Such was the Gare des Invalides, a train station that has had as checkered a history as the railway it once served. It closed in 2022 but already it’s being reconceived as a museum honoring the sculptor Alberto Giacometti, just one more incarnation in its long life.
The story of the railway is a tale of stops and starts over 60 years and caused constant problems for its parent company, the Compagnie des Chemins de Fer de l’Ouest (or CCFO). Starting as a commuter line between Versailles and the first Montparnasse Station, the CCFO had plans to join it up to the main line at Gare Saint Lazare in a network that spread into western France. A station at Versailles-Rive-Gauche opened but financial lawsuits and construction problems meant that only disconnected sections were built.

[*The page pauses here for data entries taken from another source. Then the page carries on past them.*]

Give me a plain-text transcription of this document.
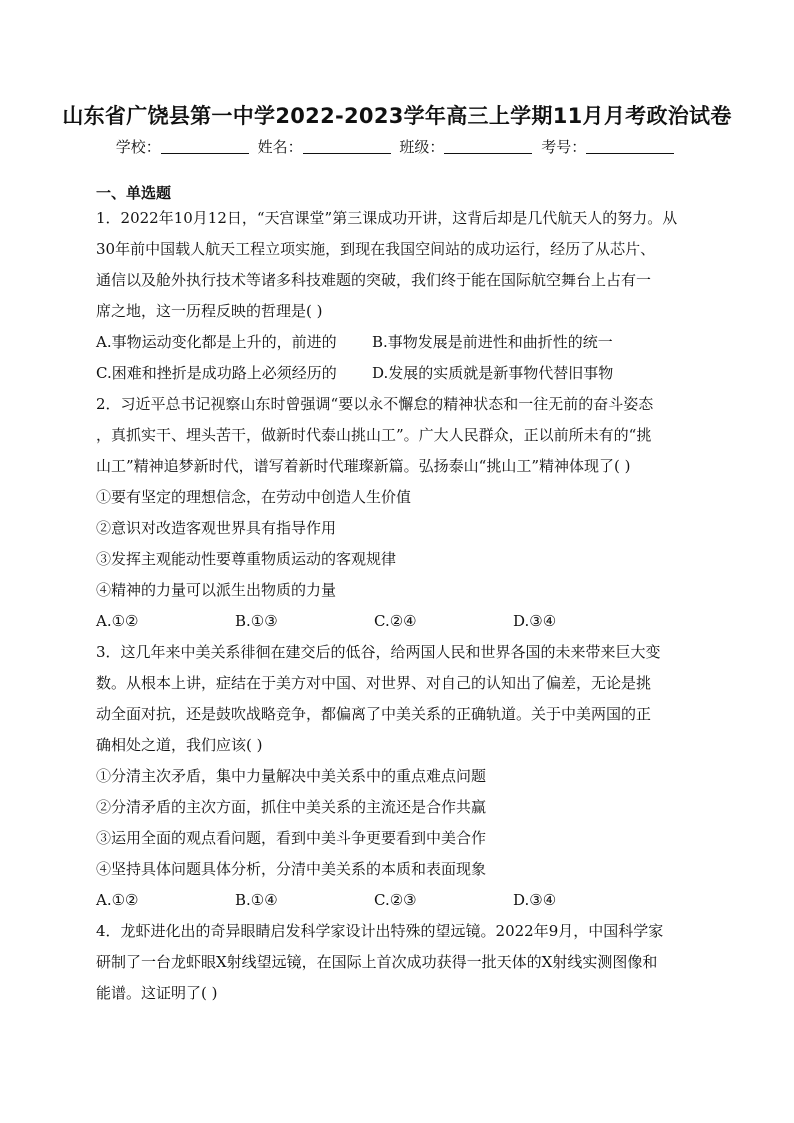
山东省广饶县第一中学2022-2023学年高三上学期11月月考政治试卷
学校：	姓名：	班级：	考号：
一、单选题

1．2022年10月12日，“天宫课堂”第三课成功开讲，这背后却是几代航天人的努力。从

30年前中国载人航天工程立项实施，到现在我国空间站的成功运行，经历了从芯片、

通信以及舱外执行技术等诸多科技难题的突破，我们终于能在国际航空舞台上占有一

席之地，这一历程反映的哲理是( )

A.事物运动变化都是上升的，前进的 B.事物发展是前进性和曲折性的统一
C.困难和挫折是成功路上必须经历的 D.发展的实质就是新事物代替旧事物

2．习近平总书记视察山东时曾强调“要以永不懈怠的精神状态和一往无前的奋斗姿态

，真抓实干、埋头苦干，做新时代泰山挑山工”。广大人民群众，正以前所未有的“挑

山工”精神追梦新时代，谱写着新时代璀璨新篇。弘扬泰山“挑山工”精神体现了( )

①要有坚定的理想信念，在劳动中创造人生价值

②意识对改造客观世界具有指导作用

③发挥主观能动性要尊重物质运动的客观规律

④精神的力量可以派生出物质的力量

A.①②	B.①③	C.②④	D.③④

3．这几年来中美关系徘徊在建交后的低谷，给两国人民和世界各国的未来带来巨大变

数。从根本上讲，症结在于美方对中国、对世界、对自己的认知出了偏差，无论是挑

动全面对抗，还是鼓吹战略竞争，都偏离了中美关系的正确轨道。关于中美两国的正

确相处之道，我们应该( )

①分清主次矛盾，集中力量解决中美关系中的重点难点问题

②分清矛盾的主次方面，抓住中美关系的主流还是合作共赢

③运用全面的观点看问题，看到中美斗争更要看到中美合作

④坚持具体问题具体分析，分清中美关系的本质和表面现象

A.①②	B.①④	C.②③	D.③④

4．龙虾进化出的奇异眼睛启发科学家设计出特殊的望远镜。2022年9月，中国科学家

研制了一台龙虾眼X射线望远镜，在国际上首次成功获得一批天体的X射线实测图像和

能谱。这证明了( )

By the end of the 19th century, the CCFO had a major headache in managing the volume of rail traffic: the stations at Saint Lazare and Montparnasse were overcrowded and hemmed in by buildings and bridges which made it impossible to enlarge them. The Universal Exhibition of 1900 provided an opportunity to build two new lines south of Paris that would connect Versailles to the routes into Normandy and Brittany. They would bring thousands of visitors directly to the doors of the Exhibition via a brand new station next to the Esplanade des Invalides.
Alas, nothing seemed to go right for the CCFO. The plan was to build a terminus right on the riverside to provide easy access to the Exhibition pavilions that stood alongside the quais. However, when local residents complained loudly about the idea of a smoky, dirty railway terminating outside their smart apartments, the CCFO was forced to trench the line below ground. This is why, if you look closely, the level of the Esplanade reaches halfway up the station windows. And on the other side, the police commissariat of the 7th arrondissement is completely hidden from view in the same manner.

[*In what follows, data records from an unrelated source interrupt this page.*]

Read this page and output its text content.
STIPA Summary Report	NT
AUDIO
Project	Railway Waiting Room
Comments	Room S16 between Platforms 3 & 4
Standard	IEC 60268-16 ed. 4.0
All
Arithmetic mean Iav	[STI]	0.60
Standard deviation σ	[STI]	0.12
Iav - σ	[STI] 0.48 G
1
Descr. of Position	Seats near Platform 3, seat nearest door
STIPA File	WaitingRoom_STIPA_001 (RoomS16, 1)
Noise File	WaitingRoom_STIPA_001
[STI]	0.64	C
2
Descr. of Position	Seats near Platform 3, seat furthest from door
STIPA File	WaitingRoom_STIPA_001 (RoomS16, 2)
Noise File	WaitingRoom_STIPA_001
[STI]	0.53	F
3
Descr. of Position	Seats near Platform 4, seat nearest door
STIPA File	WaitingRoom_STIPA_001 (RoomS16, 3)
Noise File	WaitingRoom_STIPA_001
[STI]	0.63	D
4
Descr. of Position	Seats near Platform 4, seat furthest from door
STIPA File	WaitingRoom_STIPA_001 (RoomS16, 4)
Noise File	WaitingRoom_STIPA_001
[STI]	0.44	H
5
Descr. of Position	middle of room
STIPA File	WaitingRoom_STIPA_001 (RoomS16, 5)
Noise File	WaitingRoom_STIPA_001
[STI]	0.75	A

Worse, work on the new line to Versailles stopped completely when a tunnel being excavated at Meudon collapsed. This scotched the idea of bringing in visitors from the west of France and decanting them right outside the Exhibition. The terminus at Les Invalides did open – but struggled against the much more exciting attraction of a moving sidewalk that carried people to the Exhibition, plus the lack of Norman and Breton passengers and the fact that the railway at Les Invalides was effectively underground and out of sight from passersby.
On the other hand, as the saying goes, necessity is the mother of invention, and the building of a 3km tunnel and an underground terminus made traditional steam locomotives impractical. To overcome this, the CCFO decided to introduce electric trains – a first for Paris and predating the equally new Métropolitain by several months. The “third rail” technology it used became the standard for underground railways. But it took a further two years before the engineering works were eventually completed and the line could run uninterrupted from Versailles to Les Invalides.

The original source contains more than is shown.